Am Dienstagvormittag löste die Brandmeldeanlage bei einem Nahrungsmittelhersteller. Nach Erkundung wurde festgestellt, dass womöglich ein Gefahrstoff ausgetreten sei.
Umgehend wurde das Einsatzstichwort auf „ABC-Einsatz“ geändert und weitere Einsatzkräfte wurden nachalarmiert.
Der Löschzug Gütersloh untertstützte beim Aufbau des Dekontaminationsplatzes und stellte einen Sicherheitstrupp. Weiter bauten die Einsatzkäfte einen Löschangriff sowie die Wasserversorgung auf.
Im weiteren Einsatzverlauf konnte nach Messungen Entwarnung gegeben werden, denn es kam zu keinem Austritt eines Gefahrstoffes.

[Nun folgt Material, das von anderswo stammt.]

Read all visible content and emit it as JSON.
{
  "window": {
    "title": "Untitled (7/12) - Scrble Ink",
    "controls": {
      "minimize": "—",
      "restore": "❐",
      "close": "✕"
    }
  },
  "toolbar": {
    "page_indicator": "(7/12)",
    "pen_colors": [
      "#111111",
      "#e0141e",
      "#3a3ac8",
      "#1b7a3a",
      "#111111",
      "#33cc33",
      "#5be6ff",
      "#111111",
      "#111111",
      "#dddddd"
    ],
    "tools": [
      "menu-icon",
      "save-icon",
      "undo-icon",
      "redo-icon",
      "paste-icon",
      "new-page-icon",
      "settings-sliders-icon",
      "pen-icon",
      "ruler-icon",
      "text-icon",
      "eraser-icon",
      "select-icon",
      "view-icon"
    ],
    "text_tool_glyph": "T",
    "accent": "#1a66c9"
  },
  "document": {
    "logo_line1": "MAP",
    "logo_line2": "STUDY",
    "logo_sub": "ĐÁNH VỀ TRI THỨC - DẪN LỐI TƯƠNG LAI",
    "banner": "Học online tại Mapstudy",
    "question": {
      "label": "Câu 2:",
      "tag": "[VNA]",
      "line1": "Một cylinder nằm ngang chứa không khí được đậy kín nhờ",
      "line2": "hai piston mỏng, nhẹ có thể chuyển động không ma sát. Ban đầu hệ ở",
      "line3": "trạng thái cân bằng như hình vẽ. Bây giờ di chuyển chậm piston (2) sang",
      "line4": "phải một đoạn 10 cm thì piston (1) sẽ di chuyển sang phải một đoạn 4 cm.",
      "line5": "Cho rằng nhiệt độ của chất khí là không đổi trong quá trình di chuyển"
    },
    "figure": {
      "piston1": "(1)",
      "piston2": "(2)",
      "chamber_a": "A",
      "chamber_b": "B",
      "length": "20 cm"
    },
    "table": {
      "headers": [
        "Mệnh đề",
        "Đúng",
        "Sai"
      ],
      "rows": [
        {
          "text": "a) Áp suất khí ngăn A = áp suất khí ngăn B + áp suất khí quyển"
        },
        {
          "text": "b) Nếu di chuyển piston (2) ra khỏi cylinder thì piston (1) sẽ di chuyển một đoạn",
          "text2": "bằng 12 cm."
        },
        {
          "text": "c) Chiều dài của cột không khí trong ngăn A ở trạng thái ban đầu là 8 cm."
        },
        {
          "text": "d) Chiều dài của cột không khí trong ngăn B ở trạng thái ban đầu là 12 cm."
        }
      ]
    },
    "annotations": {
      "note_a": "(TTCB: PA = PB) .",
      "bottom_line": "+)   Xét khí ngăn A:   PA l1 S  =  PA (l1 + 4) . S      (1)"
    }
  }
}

Auslösung Brandmeldeanlage

Während der Abarbeitung der Wasserschäden kam es zu einer ausgelösten Brandmeldeanlage in einer Gesamtschule.
Glücklicherweise konnte rasch Entwarnung gegeben werden.
Die Einsatzkräfte des Löschzuges Gütersloh mussten nicht weiter tätig werden.

Wasserschaden

Aufgrund eines starken, langandauernden Regenschauers am frühen Donnerstagmorgen kam es zu etlichen vollgelaufen Kellern im Gütersloher Stadtgebiet.
Alle Löschzuge der Stadt sowie die Berufsfeuerwehr waren im Einsatz, um mittels Tauchpumpen und Tragkraftspritzen die unter Wasser stehenden Keller abzupumpen.
Es mussten rund 120 Einsatzstellen abgearbeitet werden.

Wasserschaden

Am Sonntagabend kam es aufgrund eines Starkregenschauers zu mehreren vollgelaufenen Kellern. Der Einsatzschwerpunkt für den Löschzug Gütersloh bildete der Juistweg im Ortsteil Isselhorst.
Hier mussten insgesamt 15 Keller mittels Tauchpumpen ausgepumpt werden. Das Abpumpen dauerte bis in die Nacht.
Weitere Einsatzkräfte des Löschzuges Gütersloh stellten den Grundschutz der Stadt sicher, da alle Löschzüge im Einsatz waren.